Let me respond here (and I have no choice, since the evaluator was anonymous).
"I am sorry my speech made you uncomfortable. The point of the article (and the speech) was to make you aware of the time it takes to do what you do and what it costs you to do what you do. To be sure, the recognition of the fact that you are not efficiently using your time may create anxiety, but the goal of the entire exercise of evaluating how you spend the scare resource of time is to help you effectively use it in the future (and therefore not continue to waste it).
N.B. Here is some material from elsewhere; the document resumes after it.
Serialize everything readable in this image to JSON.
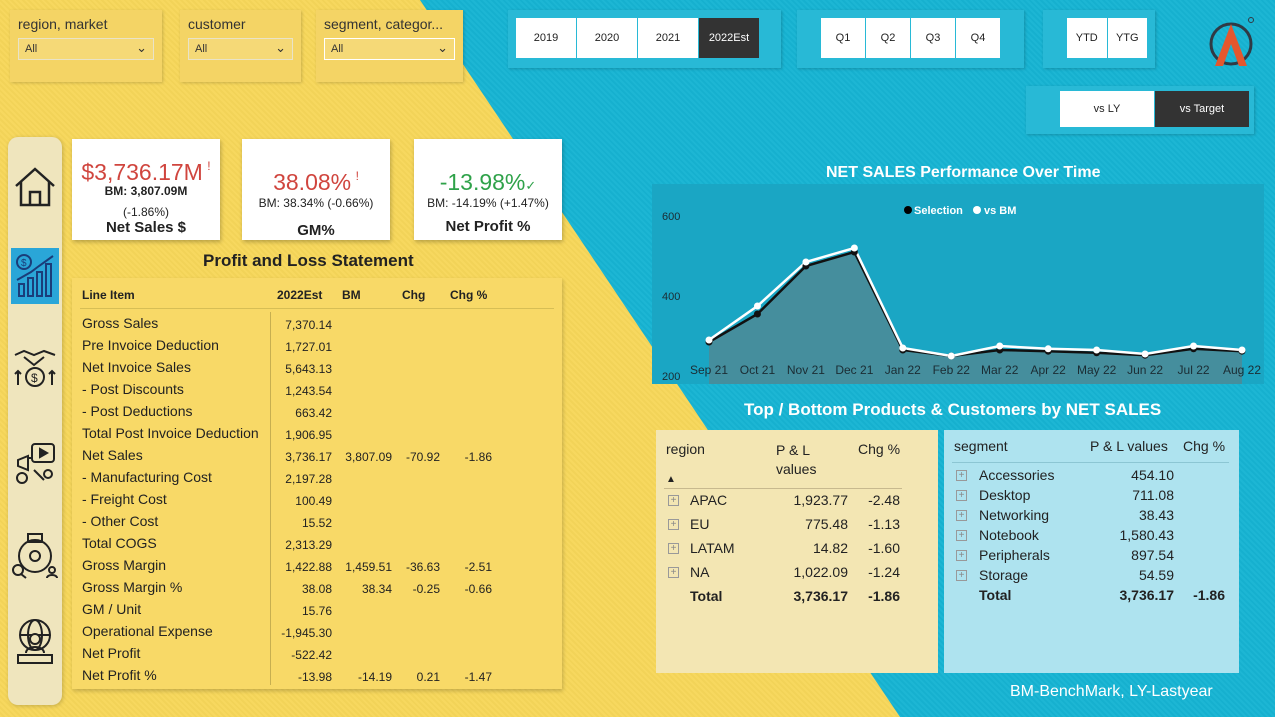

However, I do not apologize for attempting to cause attendees at a continuing legal education program to think. We can all benefit from thinking about how we can efficiently utilize our time to accomplish what we want to accomplish during the limited time we have on this planet. We also need to a think about how we will provide food and shelter (and perhaps more) to ourselves and those who depend on us for support. For those of us without a trust fund, that means spending some amount of time working in our chosen profession that will allow us to earn income. And especially if we work for ourselves (or hope to) we need to understand that (a) time is limited and (b) there are costs attendant to running a law office that need to met.
Now, there are plenty of lawyers in private practice who go through life not thinking about such things. They go to the office, they accept cases, they work, and they go home (sooner or later). Some of these lawyers will do well financially. Most of them will not. The choice is theirs.
Unfortunately, many lawyers make the wrong choice because no one has ever talked with them about the issue. These lawyers came out of law school, went to work for someone else and simply began to practice law the way the people around them did. Some of them were lucky enough to have a good experience and learned how to do it right in every respect. Others of them learned how to practice law but not how to do so efficiently. Others of them learned only bad habits and are now mired in a professional and personal mud-hole.
So, the goal of my article and speech was to let people know that time is money and that every lawyer should take some time to think about how they spend their time. I made it perfectly clear that lawyers should choose to do some amount of pro bono work and some number of cases that were not economically viable but were otherwise consistent with the values of the lawyer. My point was that those decisions should be made consciously and that a lawyer should be careful not to overwhelm his or her practice with such cases and suffer an inability to meet overhead and personal financial needs. The failure to think about case selection and to have an appropriate mix of cases leads to decreased job satisfaction, stress, and an increased risk of alcohol and drug abuse.
In conclusion, my point was not that the profession of law should be a business. Rather, it is my belief that in the long run we can function as professionals only if we efficiently use our gifts and talents in a way that allows us to serve our clients while at same time meeting our overhead, our personal financial needs and our need for time for ourselves and our families. The failure to keep these things in appropriate balance will result in harm.